Implementation and use of the Australian Curriculum Framework for Junior Doctors.

The following guidelines will support the effective implementation and use of the Curriculum Framework at the national level, across states and territories and in individual health services, hospitals or practices.

  • This Curriculum Framework recognises that junior doctors have varying levels of knowledge, skills and behaviours when they commence their internship. The Curriculum Framework will enable an individual learner to manage their own progression. Some interns may have mastered all the competencies by the end of their internship while others will require a longer period.
  • The Curriculum Framework focuses on practice-based learning, taking place as far as possible in the context of the learner's current work or professional environment. Learning activities, including assessment, need to be as authentic as possible and based on the requirements and practicalities of the work role.
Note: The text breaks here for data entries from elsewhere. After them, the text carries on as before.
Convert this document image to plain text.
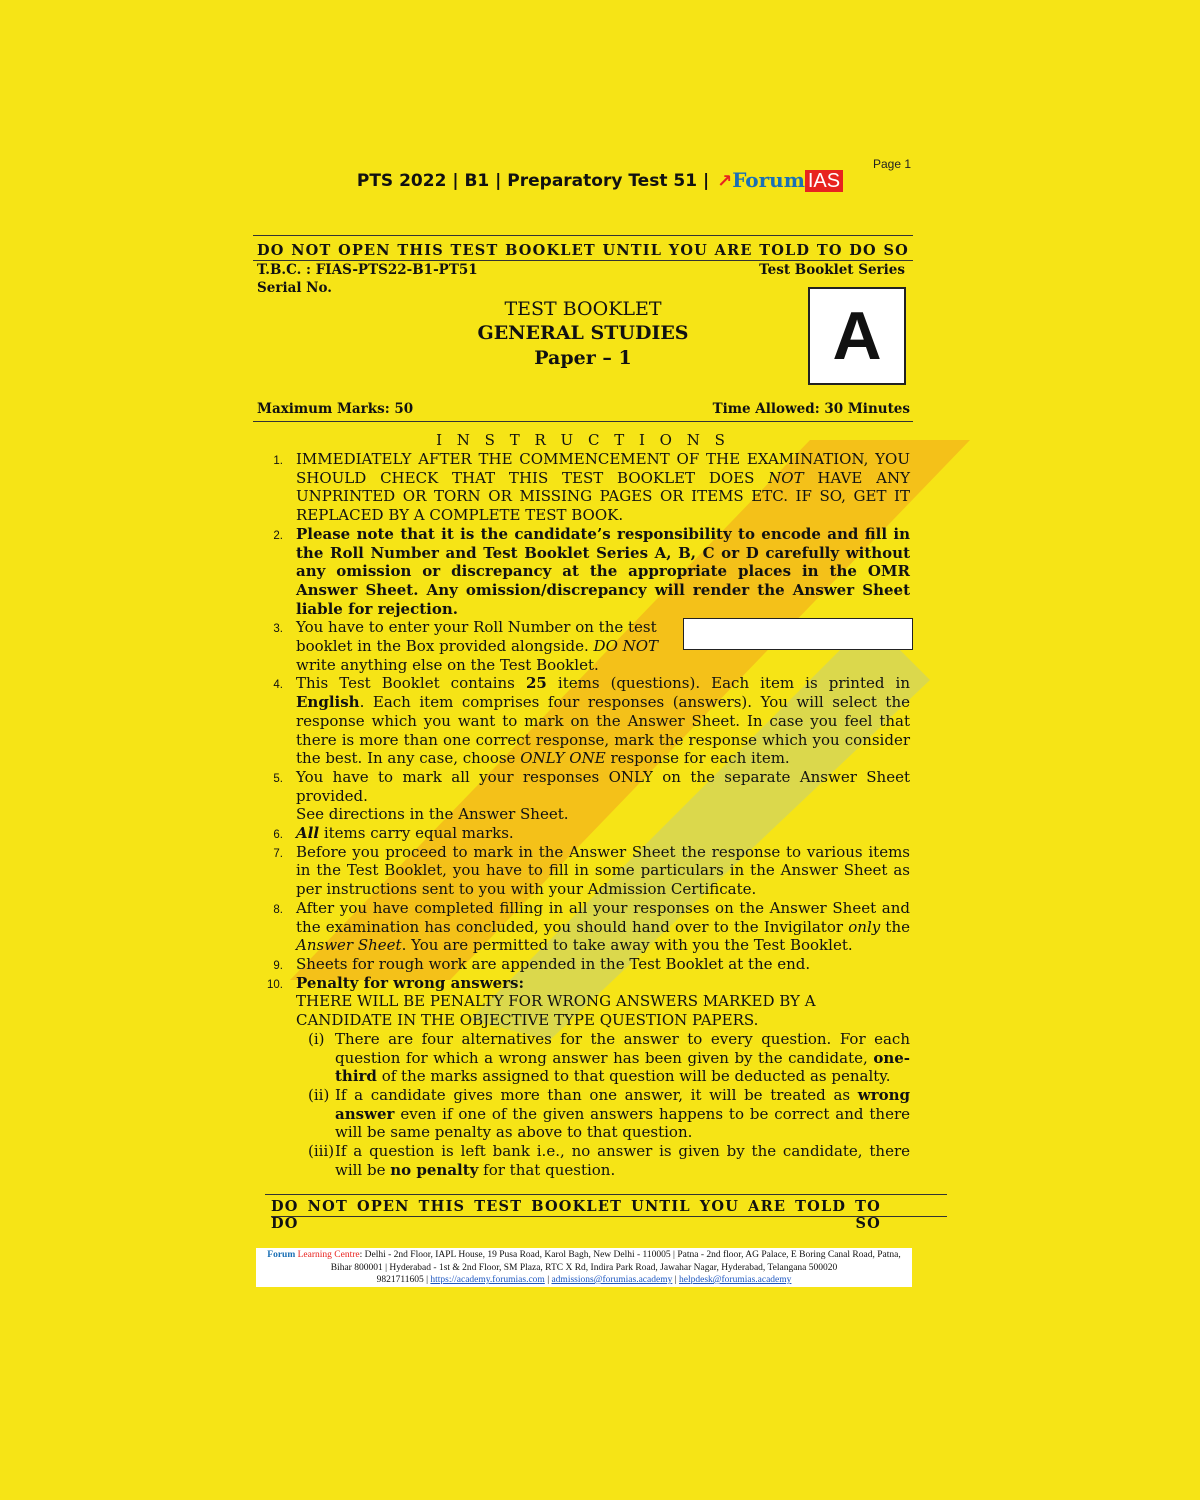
Page 1
PTS 2022 | B1 | Preparatory Test 51 | ↗Forum IAS
DO NOT OPEN THIS TEST BOOKLET UNTIL YOU ARE TOLD TO DO SO
T.B.C. : FIAS-PTS22-B1-PT51	Test Booklet Series
Serial No.
TEST BOOKLET
GENERAL STUDIES
Paper – 1	A
Maximum Marks: 50	Time Allowed: 30 Minutes
I N S T R U C T I O N S
1. IMMEDIATELY AFTER THE COMMENCEMENT OF THE EXAMINATION, YOU SHOULD CHECK THAT THIS TEST BOOKLET DOES NOT HAVE ANY UNPRINTED OR TORN OR MISSING PAGES OR ITEMS ETC. IF SO, GET IT REPLACED BY A COMPLETE TEST BOOK.
2. Please note that it is the candidate’s responsibility to encode and fill in the Roll Number and Test Booklet Series A, B, C or D carefully without any omission or discrepancy at the appropriate places in the OMR Answer Sheet. Any omission/discrepancy will render the Answer Sheet liable for rejection.
3. You have to enter your Roll Number on the test booklet in the Box provided alongside. DO NOT write anything else on the Test Booklet.
4. This Test Booklet contains 25 items (questions). Each item is printed in English. Each item comprises four responses (answers). You will select the response which you want to mark on the Answer Sheet. In case you feel that there is more than one correct response, mark the response which you consider the best. In any case, choose ONLY ONE response for each item.
5. You have to mark all your responses ONLY on the separate Answer Sheet provided.
See directions in the Answer Sheet.
6. All items carry equal marks.
7. Before you proceed to mark in the Answer Sheet the response to various items in the Test Booklet, you have to fill in some particulars in the Answer Sheet as per instructions sent to you with your Admission Certificate.
8. After you have completed filling in all your responses on the Answer Sheet and the examination has concluded, you should hand over to the Invigilator only the Answer Sheet. You are permitted to take away with you the Test Booklet.
9. Sheets for rough work are appended in the Test Booklet at the end.
10. Penalty for wrong answers:
THERE WILL BE PENALTY FOR WRONG ANSWERS MARKED BY A CANDIDATE IN THE OBJECTIVE TYPE QUESTION PAPERS.
(i) There are four alternatives for the answer to every question. For each question for which a wrong answer has been given by the candidate, one-third of the marks assigned to that question will be deducted as penalty.
(ii) If a candidate gives more than one answer, it will be treated as wrong answer even if one of the given answers happens to be correct and there will be same penalty as above to that question.
(iii) If a question is left bank i.e., no answer is given by the candidate, there will be no penalty for that question.
DO NOT OPEN THIS TEST BOOKLET UNTIL YOU ARE TOLD TO DO SO
Forum Learning Centre: Delhi - 2nd Floor, IAPL House, 19 Pusa Road, Karol Bagh, New Delhi - 110005 | Patna - 2nd floor, AG Palace, E Boring Canal Road, Patna, Bihar 800001 | Hyderabad - 1st & 2nd Floor, SM Plaza, RTC X Rd, Indira Park Road, Jawahar Nagar, Hyderabad, Telangana 500020
9821711605 | https://academy.forumias.com | admissions@forumias.academy | helpdesk@forumias.academy
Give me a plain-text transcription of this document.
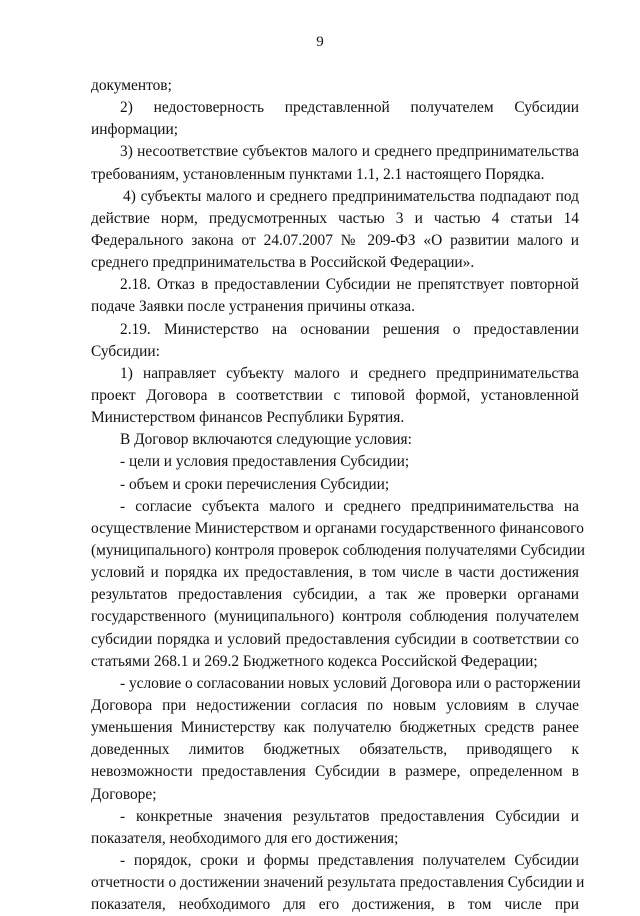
9
документов;
2) недостоверность представленной получателем Субсидии
информации;
3) несоответствие субъектов малого и среднего предпринимательства
требованиям, установленным пунктами 1.1, 2.1 настоящего Порядка.
4) субъекты малого и среднего предпринимательства подпадают под
действие норм, предусмотренных частью 3 и частью 4 статьи 14
Федерального закона от 24.07.2007 № 209-ФЗ «О развитии малого и
среднего предпринимательства в Российской Федерации».
2.18. Отказ в предоставлении Субсидии не препятствует повторной
подаче Заявки после устранения причины отказа.
2.19. Министерство на основании решения о предоставлении
Субсидии:
1) направляет субъекту малого и среднего предпринимательства
проект Договора в соответствии с типовой формой, установленной
Министерством финансов Республики Бурятия.
В Договор включаются следующие условия:
- цели и условия предоставления Субсидии;
- объем и сроки перечисления Субсидии;
- согласие субъекта малого и среднего предпринимательства на
осуществление Министерством и органами государственного финансового
(муниципального) контроля проверок соблюдения получателями Субсидии
условий и порядка их предоставления, в том числе в части достижения
результатов предоставления субсидии, а так же проверки органами
государственного (муниципального) контроля соблюдения получателем
субсидии порядка и условий предоставления субсидии в соответствии со
статьями 268.1 и 269.2 Бюджетного кодекса Российской Федерации;
- условие о согласовании новых условий Договора или о расторжении
Договора при недостижении согласия по новым условиям в случае
уменьшения Министерству как получателю бюджетных средств ранее
доведенных лимитов бюджетных обязательств, приводящего к
невозможности предоставления Субсидии в размере, определенном в
Договоре;
- конкретные значения результатов предоставления Субсидии и
показателя, необходимого для его достижения;
- порядок, сроки и формы представления получателем Субсидии
отчетности о достижении значений результата предоставления Субсидии и
показателя, необходимого для его достижения, в том числе при
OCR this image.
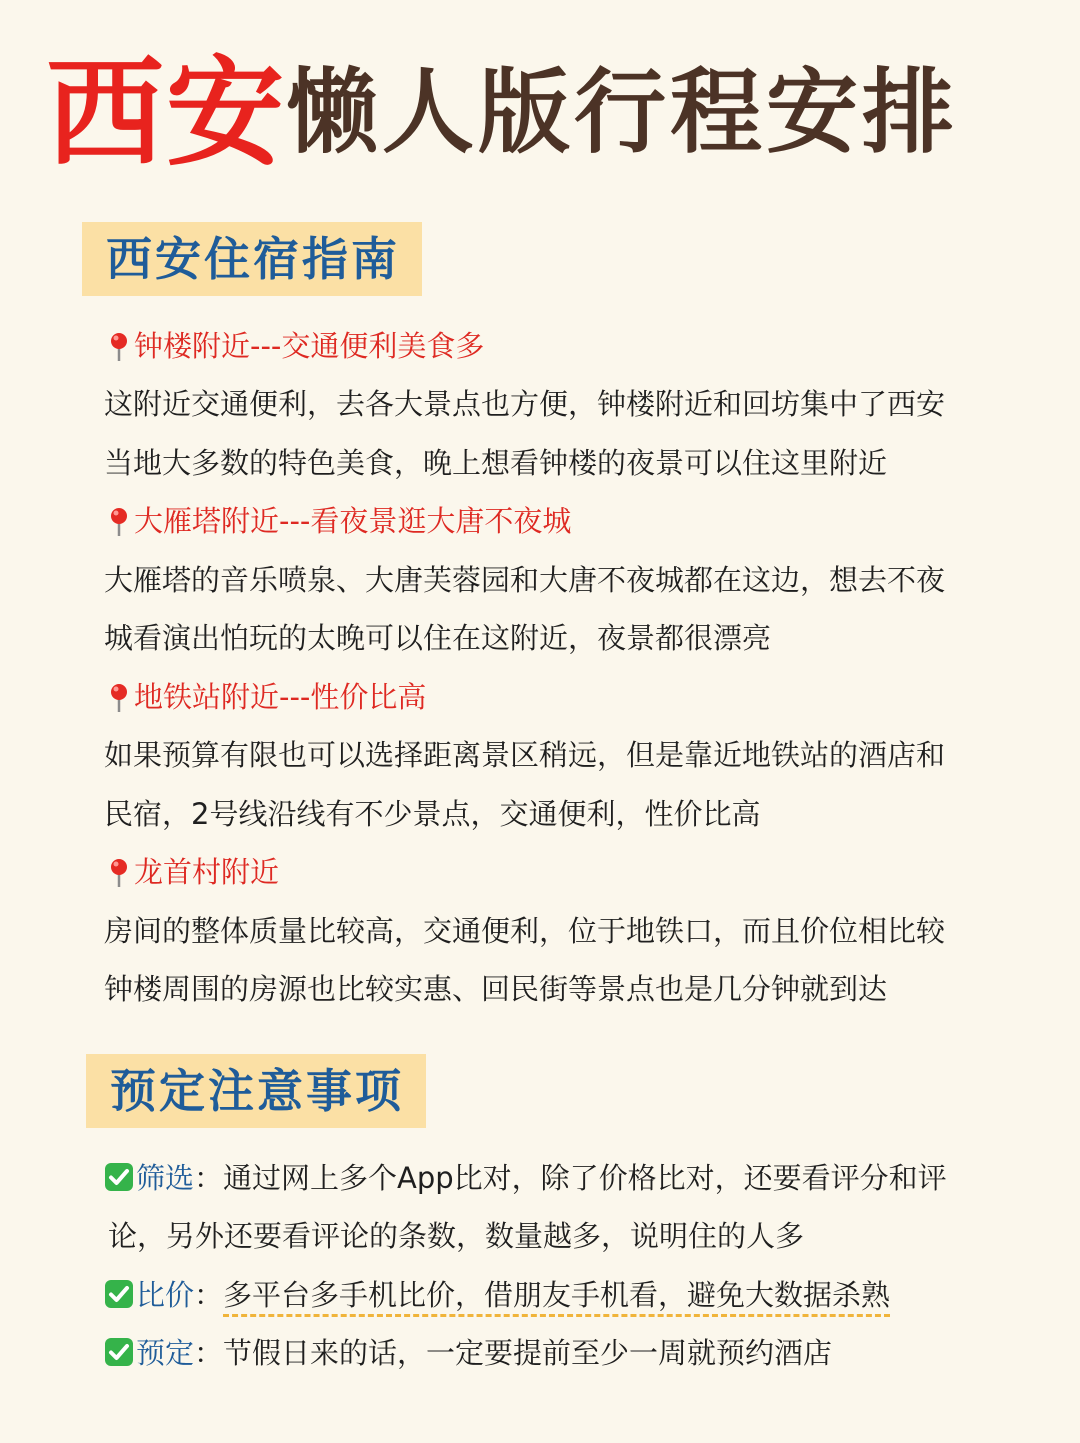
西安懒人版行程安排
西安住宿指南
钟楼附近---交通便利美食多
这附近交通便利，去各大景点也方便，钟楼附近和回坊集中了西安
当地大多数的特色美食，晚上想看钟楼的夜景可以住这里附近
大雁塔附近---看夜景逛大唐不夜城
大雁塔的音乐喷泉、大唐芙蓉园和大唐不夜城都在这边，想去不夜
城看演出怕玩的太晚可以住在这附近，夜景都很漂亮
地铁站附近---性价比高
如果预算有限也可以选择距离景区稍远，但是靠近地铁站的酒店和
民宿，2号线沿线有不少景点，交通便利，性价比高
龙首村附近
房间的整体质量比较高，交通便利，位于地铁口，而且价位相比较
钟楼周围的房源也比较实惠、回民街等景点也是几分钟就到达
预定注意事项
筛选：通过网上多个App比对，除了价格比对，还要看评分和评
论，另外还要看评论的条数，数量越多，说明住的人多
比价：多平台多手机比价，借朋友手机看，避免大数据杀熟
预定：节假日来的话，一定要提前至少一周就预约酒店
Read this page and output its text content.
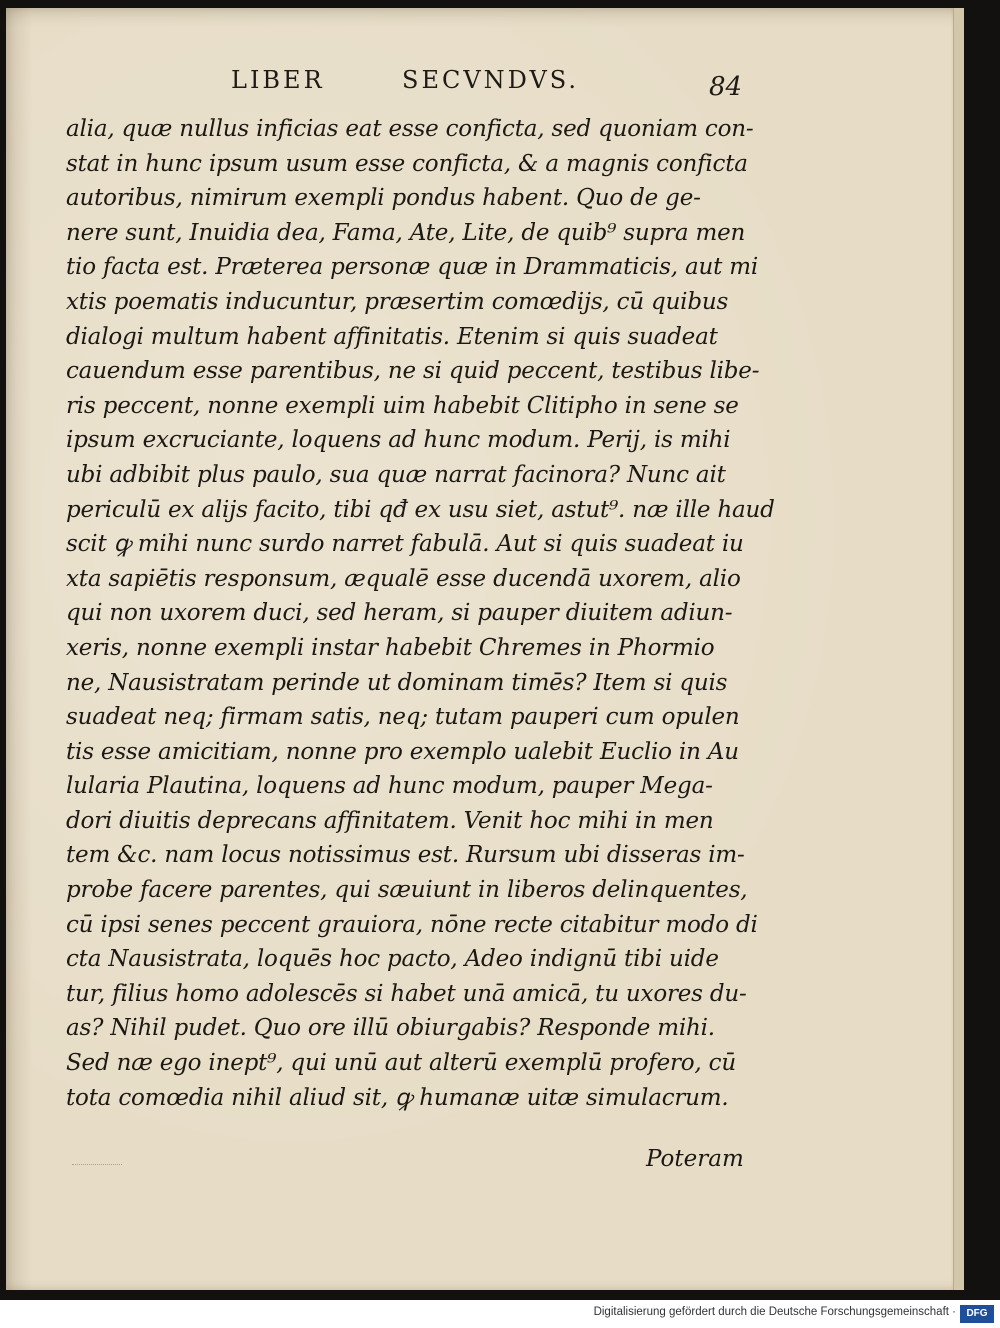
LIBER	SECVNDVS.	84
alia, quæ nullus inficias eat esse conficta, sed quoniam con-
stat in hunc ipsum usum esse conficta, & a magnis conficta
autoribus, nimirum exempli pondus habent. Quo de ge-
nere sunt, Inuidia dea, Fama, Ate, Lite, de quib⁹ supra men
tio facta est. Præterea personæ quæ in Drammaticis, aut mi
xtis poematis inducuntur, præsertim comœdijs, cū quibus
dialogi multum habent affinitatis. Etenim si quis suadeat
cauendum esse parentibus, ne si quid peccent, testibus libe-
ris peccent, nonne exempli uim habebit Clitipho in sene se
ipsum excruciante, loquens ad hunc modum. Perij, is mihi
ubi adbibit plus paulo, sua quæ narrat facinora? Nunc ait
periculū ex alijs facito, tibi qđ ex usu siet, astut⁹. næ ille haud
scit ꝙ mihi nunc surdo narret fabulā. Aut si quis suadeat iu
xta sapiētis responsum, æqualē esse ducendā uxorem, alio
qui non uxorem duci, sed heram, si pauper diuitem adiun-
xeris, nonne exempli instar habebit Chremes in Phormio
ne, Nausistratam perinde ut dominam timēs? Item si quis
suadeat neq; firmam satis, neq; tutam pauperi cum opulen
tis esse amicitiam, nonne pro exemplo ualebit Euclio in Au
lularia Plautina, loquens ad hunc modum, pauper Mega-
dori diuitis deprecans affinitatem. Venit hoc mihi in men
tem &c. nam locus notissimus est. Rursum ubi disseras im-
probe facere parentes, qui sæuiunt in liberos delinquentes,
cū ipsi senes peccent grauiora, nōne recte citabitur modo di
cta Nausistrata, loquēs hoc pacto, Adeo indignū tibi uide
tur, filius homo adolescēs si habet unā amicā, tu uxores du-
as? Nihil pudet. Quo ore illū obiurgabis? Responde mihi.
Sed næ ego inept⁹, qui unū aut alterū exemplū profero, cū
tota comœdia nihil aliud sit, ꝙ humanæ uitæ simulacrum.
Poteram
Digitalisierung gefördert durch die Deutsche Forschungsgemeinschaft ·	DFG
  • The Curriculum Framework aims to integrate learning at every opportunity. This will enable educational managers to support and positively reinforce the integration of prevocational training throughout the whole organisation, particularly with critical strategies such as team learning.
  • The Curriculum Framework is intended to exploit the rich opportunistic learning environment that the workplace provides. The list of Problems & Conditions and Skills & Procedures that prevocational doctors should be exposed to are intended as a guide for the prevocational years and should not preclude the acquisition of knowledge and skills outside these lists.
  • The Curriculum Framework describes required learning in terms of performance elements. This provides a useful starting point for practice-based training that relies on performance or competency-based assessment. The Curriculum Framework performance elements will provide both learners and educators with a clear starting point to describe how successful learning might be demonstrated.
  • Supervision is a crucial element to achieving many of the competencies within the Curriculum Framework. Its is expected that, over the two to three years of prevocational training, there will be a progressive increase in the level of individual clinical responsibility and a corresponding reduction in the level of supervision that is required.